UTF-8 is a popular character encoding that can describe any character in the Unicode standard. It is used for electronic communication. In Python, we need to decode UTF-8 because it is a way of representing characters that are not part of the ASCII character set. Python provides various functions to decode UTF-8 encoded strings, such as the built-in decode() method for decoding UTF-8 encoded strings.

This post provides various ways to decode UTF-8 in Python using the below-listed contents:

  • Method 1: Using the decode() Method
  • Method 2: Using the open() Function
  • Method 3: Using the codecs.open() Function

Method 1: Using the decode() Method

The “decode()” method is utilized to convert one encoding scheme to the specified encoding scheme. This works opposite to the encode() function. This function accepts the encoding, such as UTF-8, ASCII, etc., of the encoding string to decode it and returns the original string.

The following example will help you understand this method:

Code:

sting_value = b"Python Guide!"
decoded_sting = sting_value.decode("utf-8")
print(decoded_sting)
  • The byte string is initialized by using the prefix “b” at the start of the string.
  • The “decode()” function is used to decode the byte object into a string by using the “utf-8” encoding as an argument.

Output:

The byte string has been decoded as a spring.

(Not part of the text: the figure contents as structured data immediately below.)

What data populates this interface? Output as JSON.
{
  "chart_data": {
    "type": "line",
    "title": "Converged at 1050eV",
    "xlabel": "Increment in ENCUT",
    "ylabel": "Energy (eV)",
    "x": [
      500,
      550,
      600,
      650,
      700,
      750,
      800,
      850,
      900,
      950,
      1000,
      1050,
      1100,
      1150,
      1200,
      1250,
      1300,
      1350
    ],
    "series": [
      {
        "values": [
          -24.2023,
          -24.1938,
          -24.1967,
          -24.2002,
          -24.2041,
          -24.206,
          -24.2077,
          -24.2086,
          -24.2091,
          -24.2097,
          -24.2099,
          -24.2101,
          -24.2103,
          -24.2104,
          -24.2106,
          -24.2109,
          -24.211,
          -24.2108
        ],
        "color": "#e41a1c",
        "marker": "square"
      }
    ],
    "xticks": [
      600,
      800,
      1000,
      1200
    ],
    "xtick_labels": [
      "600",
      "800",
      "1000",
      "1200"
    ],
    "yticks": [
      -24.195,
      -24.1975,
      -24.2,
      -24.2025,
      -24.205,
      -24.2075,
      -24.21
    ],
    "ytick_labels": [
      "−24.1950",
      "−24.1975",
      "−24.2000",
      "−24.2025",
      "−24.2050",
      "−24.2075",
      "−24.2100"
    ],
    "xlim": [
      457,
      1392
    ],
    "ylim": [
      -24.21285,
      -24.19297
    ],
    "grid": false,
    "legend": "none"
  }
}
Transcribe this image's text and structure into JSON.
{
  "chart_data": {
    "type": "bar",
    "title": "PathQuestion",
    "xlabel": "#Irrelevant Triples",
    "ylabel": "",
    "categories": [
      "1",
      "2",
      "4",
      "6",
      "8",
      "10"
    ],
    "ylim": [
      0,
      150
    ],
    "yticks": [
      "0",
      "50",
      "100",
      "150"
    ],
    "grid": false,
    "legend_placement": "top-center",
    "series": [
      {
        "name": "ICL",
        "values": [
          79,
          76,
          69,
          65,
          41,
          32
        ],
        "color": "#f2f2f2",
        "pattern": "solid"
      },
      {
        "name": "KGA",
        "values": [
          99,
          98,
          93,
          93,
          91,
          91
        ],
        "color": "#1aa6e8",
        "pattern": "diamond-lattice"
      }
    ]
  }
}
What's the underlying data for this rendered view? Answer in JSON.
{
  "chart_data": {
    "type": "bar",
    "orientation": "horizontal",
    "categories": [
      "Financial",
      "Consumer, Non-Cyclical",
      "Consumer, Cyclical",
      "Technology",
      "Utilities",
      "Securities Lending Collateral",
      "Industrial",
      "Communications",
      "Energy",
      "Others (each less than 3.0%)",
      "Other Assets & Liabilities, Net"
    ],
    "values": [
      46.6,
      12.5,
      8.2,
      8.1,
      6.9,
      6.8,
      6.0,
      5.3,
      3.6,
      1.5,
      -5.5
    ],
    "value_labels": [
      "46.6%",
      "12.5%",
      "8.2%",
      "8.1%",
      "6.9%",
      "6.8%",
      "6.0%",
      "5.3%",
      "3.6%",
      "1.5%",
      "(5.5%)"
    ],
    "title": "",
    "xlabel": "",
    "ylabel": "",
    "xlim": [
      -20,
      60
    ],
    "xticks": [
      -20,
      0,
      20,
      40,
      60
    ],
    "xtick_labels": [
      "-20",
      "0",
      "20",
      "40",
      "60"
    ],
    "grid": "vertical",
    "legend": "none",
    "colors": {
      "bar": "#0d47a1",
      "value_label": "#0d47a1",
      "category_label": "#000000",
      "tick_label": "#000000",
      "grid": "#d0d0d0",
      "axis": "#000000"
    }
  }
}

Method 2: Using the open() Function

The “open()” function opens the file in different modes such as ‘r’/read, ‘w’/write, ‘b’/binary, etc. The following example uses the “open()” function with the parameter “encoding= “utf-8”” as an argument to decode the input file:

Code:

with open(r"C:\Users\p\Documents\program\example.txt", "r", encoding="utf-8") as f:
    contents = f.read()
    print(contents)
  • The “with open()” function accepts the complete file path and mode “r” and encoding=”utf-8” as an argument to decode the byte object into a string.
  • The “f.read()” function is used to read the file’s contents.

Output:

The file has been decoded using the “UTF-8” encoding.

Method 3: Using the codecs.open() Function

The “codecs” module in Python encodes and decodes data. The code below decodes the “UTF-8” using the codecs module function “codecs.open()”:

Code:

import codecs
with codecs.open(r"C:\Users\p\Documents\program\example.txt", "r", "utf-8") as f:
    contents = f.read()
    print(contents)
  • The module named “codecs” is imported.
  • The “codecs.open()” function opens a file named “example.txt” in read mode using the utf-8 encoding. 
  • The read() function reads the file’s contents.

Output:

The file has been decoded using the “UTF-8” encoding.

Conclusion

To decode UTF-8, the “decode()” method, the “open()” function, and the “codecs.open()” function of the codecs module is used in Python. The “decode()” method takes the encoding, such as UTF-8, ASCII, etc., of the encoding string to decode and return the original string. Similarly, the “open()” function and “codecs.open()‘ function is used to decode the “UTF-8” by using the encoding parameter. This post presented multiple ways to decode UTF-8 in Python using numerous examples.